Additive manufacturing (AM), also known as 3D printing, is a transformative approach to industrial production that enables the creation of lighter, stronger parts and systems. Additive manufacturing uses data computer-aided-design (CAD) software or 3D object scanners to direct hardware to deposit material, layer upon layer, in precise geometric shapes. As its name implies, additive manufacturing adds material to create an object.
The visiting Innovation Tour team was composed, in part, of Brig Gen Donald K. Carpenter, NGB/A4 Director, Mr. Chuck Melton, Associate Director NG/A4, Dr. Howard Sizek, Air Force Research Laboratory Liaison to Rapid Sustainment Office, Mr. Eddie Preston, Rapid Sustainment Office, and Chief Master Sgt. Frank Harpster, AFMC/AFSC Senior Enlisted Leader, toured the 183 MXS Centralized Repair Facility (CRF), and met with Illinois Air National Guard, 183d Wing, and 183 MXS senior leadership to discuss the possibility of implementing the additive manufacturing process to the capabilities of the organization. The discussion centered around the fundamentals of AM, the unique characteristics of the 183 MXS compared to traditional flying units, and the effort to partner with the Air Force Sustainment Center and the Oklahoma City Air Logistics Complex (OC-ALC) Reverse Engineering and Critical Tooling (REACT) lab. By establishing aviation compliant polymer and metal printing across the USAF, and in forward locations, the ability to generate aircraft parts and specialized tooling would not be hindered by global supply network challenges.
If implemented, AM could expand 183d production capabilities and improve legacy tool inventories. The 183 MXS currently utilizes the fundamentals of subtractive manufacturing and machining, process of removing and cutting material to attain a desired shape and size for a given application. This form of manufacturing is employed in a per piece fabrication versus a production process.
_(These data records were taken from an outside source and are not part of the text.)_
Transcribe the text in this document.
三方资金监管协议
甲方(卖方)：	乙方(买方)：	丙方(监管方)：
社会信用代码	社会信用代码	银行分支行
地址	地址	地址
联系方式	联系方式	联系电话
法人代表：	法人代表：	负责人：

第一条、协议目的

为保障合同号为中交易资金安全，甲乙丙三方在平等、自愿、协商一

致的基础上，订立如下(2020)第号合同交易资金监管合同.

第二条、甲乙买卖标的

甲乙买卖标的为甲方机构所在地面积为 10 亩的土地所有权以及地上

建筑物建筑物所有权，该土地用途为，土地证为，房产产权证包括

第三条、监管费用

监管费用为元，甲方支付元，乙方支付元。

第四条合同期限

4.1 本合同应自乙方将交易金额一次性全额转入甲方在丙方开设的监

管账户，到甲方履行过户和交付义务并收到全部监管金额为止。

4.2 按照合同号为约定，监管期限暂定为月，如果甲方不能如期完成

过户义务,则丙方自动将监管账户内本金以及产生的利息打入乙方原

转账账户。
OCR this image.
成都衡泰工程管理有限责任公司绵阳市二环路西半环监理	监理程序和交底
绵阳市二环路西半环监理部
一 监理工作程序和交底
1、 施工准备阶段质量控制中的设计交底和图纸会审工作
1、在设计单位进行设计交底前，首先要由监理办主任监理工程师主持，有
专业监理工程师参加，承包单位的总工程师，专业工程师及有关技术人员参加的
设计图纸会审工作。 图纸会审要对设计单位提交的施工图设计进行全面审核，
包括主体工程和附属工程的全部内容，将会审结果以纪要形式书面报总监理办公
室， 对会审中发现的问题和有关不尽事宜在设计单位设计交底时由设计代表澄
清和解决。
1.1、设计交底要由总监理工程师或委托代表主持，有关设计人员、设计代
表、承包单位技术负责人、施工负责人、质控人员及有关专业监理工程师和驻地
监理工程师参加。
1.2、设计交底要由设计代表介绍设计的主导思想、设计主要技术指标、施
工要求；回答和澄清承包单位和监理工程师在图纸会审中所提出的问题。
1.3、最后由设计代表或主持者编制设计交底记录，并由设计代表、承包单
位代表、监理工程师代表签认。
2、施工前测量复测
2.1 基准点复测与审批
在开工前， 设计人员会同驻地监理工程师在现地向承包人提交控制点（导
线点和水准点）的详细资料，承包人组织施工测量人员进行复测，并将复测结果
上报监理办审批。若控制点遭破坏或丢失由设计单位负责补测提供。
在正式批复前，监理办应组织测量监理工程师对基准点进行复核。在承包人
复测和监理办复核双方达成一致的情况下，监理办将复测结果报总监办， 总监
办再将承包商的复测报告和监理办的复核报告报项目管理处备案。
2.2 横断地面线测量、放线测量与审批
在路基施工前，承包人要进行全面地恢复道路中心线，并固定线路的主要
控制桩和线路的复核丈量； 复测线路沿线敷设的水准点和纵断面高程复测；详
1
By partnering with OC-ALC, AM partners and the ANGRC, the 183 MXS could be the first unit to implement AM concepts and practices at home and in support of oversees contingency operations in an effort to improve aircraft availability.
183 MXS is an intermediate repair facility, servicing four types of aircraft engines, used to power five different aircraft at 15 Air National Guard (ANG) units across the county, and was the recipient of the ANG Maintenance Effectiveness Award for 2020.